Pacitanku.com, JAKARTA – Fenomena menarik terungkap dari kebiasaan masyarakat Indonesia dalam menggunakan nomor telepon seluler.
Lembaga Survei KedaiKOPI dalam rilis hasil survei bertajuk “Survei Penggunaan Internet di Indonesia” pada Senin (26/5/2025), menemukan bahwa selain alasan klasik seperti kehilangan perangkat atau kerusakan kartu SIM, keinginan untuk mengubah identitas digital turut mendorong sebagian warga mengganti nomor telepon mereka. Temuan ini juga menyoroti adanya potensi penyalahgunaan identitas yang berisiko hukum.
Survei yang dilakukan secara daring pada 14–16 Mei 2025 terhadap 1.545 responden nasional ini menunjukkan bahwa 36,6% responden pernah mengganti nomor telepon dalam lima tahun terakhir. Survei ini menggunakan metode Computer Assisted Self Interview (CASI) dalam pengumpulan datanya.
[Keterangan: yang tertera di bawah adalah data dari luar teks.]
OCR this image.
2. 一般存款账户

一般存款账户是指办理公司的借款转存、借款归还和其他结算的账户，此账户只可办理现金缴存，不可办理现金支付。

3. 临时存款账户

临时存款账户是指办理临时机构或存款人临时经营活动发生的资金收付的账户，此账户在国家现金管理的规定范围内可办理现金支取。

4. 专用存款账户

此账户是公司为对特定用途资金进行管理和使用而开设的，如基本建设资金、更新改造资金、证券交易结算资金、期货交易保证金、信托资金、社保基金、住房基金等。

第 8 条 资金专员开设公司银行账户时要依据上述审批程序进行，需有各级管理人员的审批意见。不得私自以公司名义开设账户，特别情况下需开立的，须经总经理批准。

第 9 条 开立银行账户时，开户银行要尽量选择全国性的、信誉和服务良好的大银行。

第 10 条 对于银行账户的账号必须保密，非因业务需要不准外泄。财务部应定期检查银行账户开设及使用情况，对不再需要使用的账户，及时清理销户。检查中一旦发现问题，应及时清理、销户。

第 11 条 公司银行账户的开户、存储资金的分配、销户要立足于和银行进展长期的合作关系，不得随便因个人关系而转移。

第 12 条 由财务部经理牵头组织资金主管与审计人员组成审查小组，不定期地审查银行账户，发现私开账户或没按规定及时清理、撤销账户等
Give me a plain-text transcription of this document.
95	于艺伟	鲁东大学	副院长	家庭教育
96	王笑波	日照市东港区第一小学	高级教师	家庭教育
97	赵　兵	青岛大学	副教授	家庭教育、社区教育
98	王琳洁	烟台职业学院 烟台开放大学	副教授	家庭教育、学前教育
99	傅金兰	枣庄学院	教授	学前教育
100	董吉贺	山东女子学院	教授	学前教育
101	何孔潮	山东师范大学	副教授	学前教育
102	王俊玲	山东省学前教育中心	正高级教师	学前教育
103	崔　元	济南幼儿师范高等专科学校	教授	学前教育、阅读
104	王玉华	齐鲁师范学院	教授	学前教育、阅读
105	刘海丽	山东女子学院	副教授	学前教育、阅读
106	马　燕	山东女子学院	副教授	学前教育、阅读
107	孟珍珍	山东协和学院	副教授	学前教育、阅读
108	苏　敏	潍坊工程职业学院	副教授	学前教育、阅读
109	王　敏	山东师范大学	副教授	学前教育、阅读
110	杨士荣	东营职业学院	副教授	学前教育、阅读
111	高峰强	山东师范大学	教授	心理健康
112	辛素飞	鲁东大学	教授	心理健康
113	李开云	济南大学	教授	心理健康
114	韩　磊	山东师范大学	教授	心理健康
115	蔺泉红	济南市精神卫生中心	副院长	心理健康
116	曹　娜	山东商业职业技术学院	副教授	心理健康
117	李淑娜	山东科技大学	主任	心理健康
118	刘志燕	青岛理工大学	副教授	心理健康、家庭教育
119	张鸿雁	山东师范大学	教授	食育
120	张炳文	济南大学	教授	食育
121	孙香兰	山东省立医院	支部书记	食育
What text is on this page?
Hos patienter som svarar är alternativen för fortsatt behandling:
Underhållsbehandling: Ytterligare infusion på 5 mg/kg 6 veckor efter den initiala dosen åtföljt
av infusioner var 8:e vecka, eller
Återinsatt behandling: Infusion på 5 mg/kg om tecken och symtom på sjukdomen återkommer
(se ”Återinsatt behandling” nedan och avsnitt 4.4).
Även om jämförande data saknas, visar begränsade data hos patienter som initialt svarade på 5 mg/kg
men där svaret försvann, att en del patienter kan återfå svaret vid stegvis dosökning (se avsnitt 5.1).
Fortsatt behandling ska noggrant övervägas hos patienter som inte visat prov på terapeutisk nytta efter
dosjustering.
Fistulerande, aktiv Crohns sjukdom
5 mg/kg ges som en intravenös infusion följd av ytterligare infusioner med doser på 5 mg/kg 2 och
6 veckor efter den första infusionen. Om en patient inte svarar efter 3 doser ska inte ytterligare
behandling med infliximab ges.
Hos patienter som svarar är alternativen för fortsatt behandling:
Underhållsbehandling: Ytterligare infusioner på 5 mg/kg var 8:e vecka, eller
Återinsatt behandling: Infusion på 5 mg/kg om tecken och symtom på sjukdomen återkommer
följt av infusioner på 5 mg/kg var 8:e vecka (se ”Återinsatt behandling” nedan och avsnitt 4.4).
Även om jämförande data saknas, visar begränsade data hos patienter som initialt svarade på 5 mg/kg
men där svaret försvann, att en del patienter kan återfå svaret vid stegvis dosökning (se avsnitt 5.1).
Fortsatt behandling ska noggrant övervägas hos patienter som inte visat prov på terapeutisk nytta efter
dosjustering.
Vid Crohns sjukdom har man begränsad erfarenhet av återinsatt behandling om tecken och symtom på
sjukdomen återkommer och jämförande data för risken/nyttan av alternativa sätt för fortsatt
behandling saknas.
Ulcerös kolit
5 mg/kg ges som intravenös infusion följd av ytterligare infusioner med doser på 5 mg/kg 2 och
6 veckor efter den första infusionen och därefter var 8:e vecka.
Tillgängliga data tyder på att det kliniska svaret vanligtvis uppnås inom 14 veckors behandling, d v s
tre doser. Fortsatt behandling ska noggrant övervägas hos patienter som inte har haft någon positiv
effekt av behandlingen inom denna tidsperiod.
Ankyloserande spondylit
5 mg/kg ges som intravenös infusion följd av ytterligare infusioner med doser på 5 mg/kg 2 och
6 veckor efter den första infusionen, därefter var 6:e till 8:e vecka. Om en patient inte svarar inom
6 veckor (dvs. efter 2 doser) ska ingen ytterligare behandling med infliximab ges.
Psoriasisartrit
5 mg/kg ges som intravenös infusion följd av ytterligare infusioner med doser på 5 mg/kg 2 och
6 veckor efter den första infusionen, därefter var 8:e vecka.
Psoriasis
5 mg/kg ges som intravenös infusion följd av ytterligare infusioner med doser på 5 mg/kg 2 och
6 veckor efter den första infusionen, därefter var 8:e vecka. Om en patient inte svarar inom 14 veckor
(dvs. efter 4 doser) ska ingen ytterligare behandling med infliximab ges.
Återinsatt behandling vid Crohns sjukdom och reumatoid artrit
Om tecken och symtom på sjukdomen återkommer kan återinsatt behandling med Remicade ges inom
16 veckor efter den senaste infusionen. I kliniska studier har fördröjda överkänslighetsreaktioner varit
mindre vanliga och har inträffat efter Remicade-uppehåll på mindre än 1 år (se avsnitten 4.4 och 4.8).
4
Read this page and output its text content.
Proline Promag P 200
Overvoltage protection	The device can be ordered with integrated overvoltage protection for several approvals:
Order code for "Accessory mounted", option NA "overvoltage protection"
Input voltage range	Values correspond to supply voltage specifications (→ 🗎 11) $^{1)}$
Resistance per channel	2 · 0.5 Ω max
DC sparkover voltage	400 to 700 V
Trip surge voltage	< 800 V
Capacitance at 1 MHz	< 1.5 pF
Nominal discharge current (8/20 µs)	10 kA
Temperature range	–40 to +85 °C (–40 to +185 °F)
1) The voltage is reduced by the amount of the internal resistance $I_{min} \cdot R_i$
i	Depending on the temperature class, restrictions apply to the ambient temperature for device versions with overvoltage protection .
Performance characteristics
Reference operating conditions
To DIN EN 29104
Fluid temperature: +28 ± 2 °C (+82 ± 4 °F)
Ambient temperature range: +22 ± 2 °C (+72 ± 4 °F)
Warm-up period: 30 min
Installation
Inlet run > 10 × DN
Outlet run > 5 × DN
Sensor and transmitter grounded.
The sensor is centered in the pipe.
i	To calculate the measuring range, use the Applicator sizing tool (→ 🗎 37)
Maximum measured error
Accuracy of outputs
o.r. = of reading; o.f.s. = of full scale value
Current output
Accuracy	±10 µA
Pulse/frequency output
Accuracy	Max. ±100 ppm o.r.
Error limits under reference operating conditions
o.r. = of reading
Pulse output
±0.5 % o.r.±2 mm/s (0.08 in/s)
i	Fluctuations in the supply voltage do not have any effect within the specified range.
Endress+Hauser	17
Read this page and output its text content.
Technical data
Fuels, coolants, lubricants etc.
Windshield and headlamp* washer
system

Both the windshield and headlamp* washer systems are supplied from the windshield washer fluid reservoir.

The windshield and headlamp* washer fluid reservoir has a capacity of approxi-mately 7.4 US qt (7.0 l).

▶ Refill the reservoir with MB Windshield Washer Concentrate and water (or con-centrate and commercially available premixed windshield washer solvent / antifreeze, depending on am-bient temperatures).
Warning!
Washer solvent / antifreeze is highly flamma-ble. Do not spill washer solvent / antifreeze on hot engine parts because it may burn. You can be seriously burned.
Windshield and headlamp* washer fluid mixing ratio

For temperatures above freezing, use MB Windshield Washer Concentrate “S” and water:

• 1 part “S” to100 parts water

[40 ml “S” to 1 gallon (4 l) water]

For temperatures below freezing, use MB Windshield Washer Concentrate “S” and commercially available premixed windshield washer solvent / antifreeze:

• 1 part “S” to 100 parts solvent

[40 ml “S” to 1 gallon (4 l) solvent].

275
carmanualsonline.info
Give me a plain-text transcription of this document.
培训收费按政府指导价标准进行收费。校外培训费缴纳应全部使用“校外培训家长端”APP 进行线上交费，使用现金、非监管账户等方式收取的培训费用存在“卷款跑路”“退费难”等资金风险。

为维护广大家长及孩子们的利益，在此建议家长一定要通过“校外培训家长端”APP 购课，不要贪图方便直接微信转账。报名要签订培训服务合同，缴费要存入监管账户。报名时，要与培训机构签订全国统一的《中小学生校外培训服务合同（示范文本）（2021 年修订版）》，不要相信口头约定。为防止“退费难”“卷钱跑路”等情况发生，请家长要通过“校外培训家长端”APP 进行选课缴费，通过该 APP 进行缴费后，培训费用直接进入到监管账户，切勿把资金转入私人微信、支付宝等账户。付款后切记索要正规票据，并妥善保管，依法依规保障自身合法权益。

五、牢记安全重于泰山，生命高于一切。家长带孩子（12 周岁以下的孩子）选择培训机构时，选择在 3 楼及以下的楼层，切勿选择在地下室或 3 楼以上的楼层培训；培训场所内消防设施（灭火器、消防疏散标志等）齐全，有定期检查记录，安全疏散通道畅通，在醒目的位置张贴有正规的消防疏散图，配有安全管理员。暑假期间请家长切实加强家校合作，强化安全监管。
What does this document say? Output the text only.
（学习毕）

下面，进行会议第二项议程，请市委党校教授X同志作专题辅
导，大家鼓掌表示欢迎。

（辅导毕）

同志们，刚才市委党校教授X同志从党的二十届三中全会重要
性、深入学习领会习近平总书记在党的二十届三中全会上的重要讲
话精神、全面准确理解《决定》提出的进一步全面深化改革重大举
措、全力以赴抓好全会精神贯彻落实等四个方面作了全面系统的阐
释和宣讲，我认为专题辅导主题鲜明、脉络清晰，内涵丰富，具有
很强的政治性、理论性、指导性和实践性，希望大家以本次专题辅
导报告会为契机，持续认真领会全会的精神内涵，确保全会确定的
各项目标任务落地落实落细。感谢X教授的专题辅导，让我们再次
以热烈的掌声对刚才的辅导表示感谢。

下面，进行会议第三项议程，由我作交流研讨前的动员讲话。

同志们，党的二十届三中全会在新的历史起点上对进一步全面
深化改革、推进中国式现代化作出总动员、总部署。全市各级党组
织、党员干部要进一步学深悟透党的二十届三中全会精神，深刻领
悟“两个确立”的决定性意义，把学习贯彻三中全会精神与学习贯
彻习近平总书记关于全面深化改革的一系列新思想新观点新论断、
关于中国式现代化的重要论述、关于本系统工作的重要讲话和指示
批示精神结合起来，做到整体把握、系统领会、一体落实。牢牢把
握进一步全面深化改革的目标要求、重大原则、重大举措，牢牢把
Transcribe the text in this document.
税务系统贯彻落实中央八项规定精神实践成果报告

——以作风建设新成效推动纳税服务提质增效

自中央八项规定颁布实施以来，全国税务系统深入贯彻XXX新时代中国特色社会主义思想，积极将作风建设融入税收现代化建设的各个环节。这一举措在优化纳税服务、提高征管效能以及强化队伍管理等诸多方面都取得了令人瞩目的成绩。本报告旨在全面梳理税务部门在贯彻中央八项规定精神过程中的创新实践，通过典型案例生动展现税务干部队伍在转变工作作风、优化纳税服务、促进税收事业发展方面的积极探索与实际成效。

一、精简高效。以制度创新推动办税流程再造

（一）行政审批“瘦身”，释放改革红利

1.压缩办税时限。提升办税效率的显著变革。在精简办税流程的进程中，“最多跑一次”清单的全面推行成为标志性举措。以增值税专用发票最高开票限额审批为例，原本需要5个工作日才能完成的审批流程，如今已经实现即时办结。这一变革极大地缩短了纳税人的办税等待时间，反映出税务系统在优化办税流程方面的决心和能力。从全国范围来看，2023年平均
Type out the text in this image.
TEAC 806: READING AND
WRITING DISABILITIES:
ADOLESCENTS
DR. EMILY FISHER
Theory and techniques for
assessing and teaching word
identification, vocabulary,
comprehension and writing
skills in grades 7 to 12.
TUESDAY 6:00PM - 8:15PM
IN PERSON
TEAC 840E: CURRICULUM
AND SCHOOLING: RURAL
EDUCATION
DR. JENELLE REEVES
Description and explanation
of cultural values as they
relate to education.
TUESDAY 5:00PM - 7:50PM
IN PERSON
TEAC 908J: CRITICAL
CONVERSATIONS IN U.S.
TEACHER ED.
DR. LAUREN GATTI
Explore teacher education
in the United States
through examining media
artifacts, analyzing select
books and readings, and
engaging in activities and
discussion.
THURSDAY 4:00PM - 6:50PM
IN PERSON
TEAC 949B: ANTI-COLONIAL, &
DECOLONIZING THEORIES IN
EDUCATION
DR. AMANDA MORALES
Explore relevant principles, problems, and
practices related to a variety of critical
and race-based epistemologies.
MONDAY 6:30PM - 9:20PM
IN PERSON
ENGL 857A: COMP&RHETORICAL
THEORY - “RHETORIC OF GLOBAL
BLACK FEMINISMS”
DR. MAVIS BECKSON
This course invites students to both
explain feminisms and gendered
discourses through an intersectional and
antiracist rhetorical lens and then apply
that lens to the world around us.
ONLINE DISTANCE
Dari angka tersebut, alasan kehilangan perangkat menjadi yang tertinggi (39,1%), disusul kartu SIM rusak (35,8%). Namun, yang cukup signifikan adalah 5,5% responden mengganti nomor dengan niat mengubah identitas digital mereka.
Direktur Riset dan Komunikasi KedaiKOPI, Ibnu Dwi Cahyo, menilai temuan terkait perubahan identitas digital ini sangat menggelitik.
“Identitas digital ini beragam, bisa email, media sosial, atau akun platform seperti WhatsApp. Alasannya pun bermacam-macam, mulai dari isu privasi, keamanan, hingga keinginan mengubah citra online,” jelas Ibnu, dalam keterangan tertulisnya kepada Pacitanku.com.
Ironisnya, meski 99% pengguna mengaku tetap menggunakan identitas asli saat registrasi nomor baru, survei ini mengendus adanya potensi penyalahgunaan.
“Ada temuan 1% responden yang memakai identitas orang lain saat melakukan registrasi nomor baru. Ini tidak hanya melanggar UU Kependudukan, tetapi juga UU ITE, apalagi jika nomor baru tersebut digunakan di berbagai platform digital,”tegas Ibnu.
Sementara itu, dari sisi penggunaan internet sehari-hari, Peneliti Lembaga Survei KedaiKOPI, Taufan Anindita Pradana, menjelaskan bahwa mayoritas masyarakat masih mengandalkan WiFi umum untuk berhemat.
“Sebanyak 83,3% responden memilih WiFi umum karena alasan penghematan kuota, diikuti kemudahan akses dan bebas biaya (69,6%),”papar Taufan.
Berbeda dengan penggunaan WiFi umum, pemanfaatan WiFi di rumah lebih difokuskan pada akses informasi dan aktivitas digital produktif.
“Pencarian berita (86,3%), mengakses media sosial (86%), menonton film atau drama (72,7%), hingga bekerja (71,4%) menjadi aktivitas utama saat menggunakan WiFi rumah,” tambahnya.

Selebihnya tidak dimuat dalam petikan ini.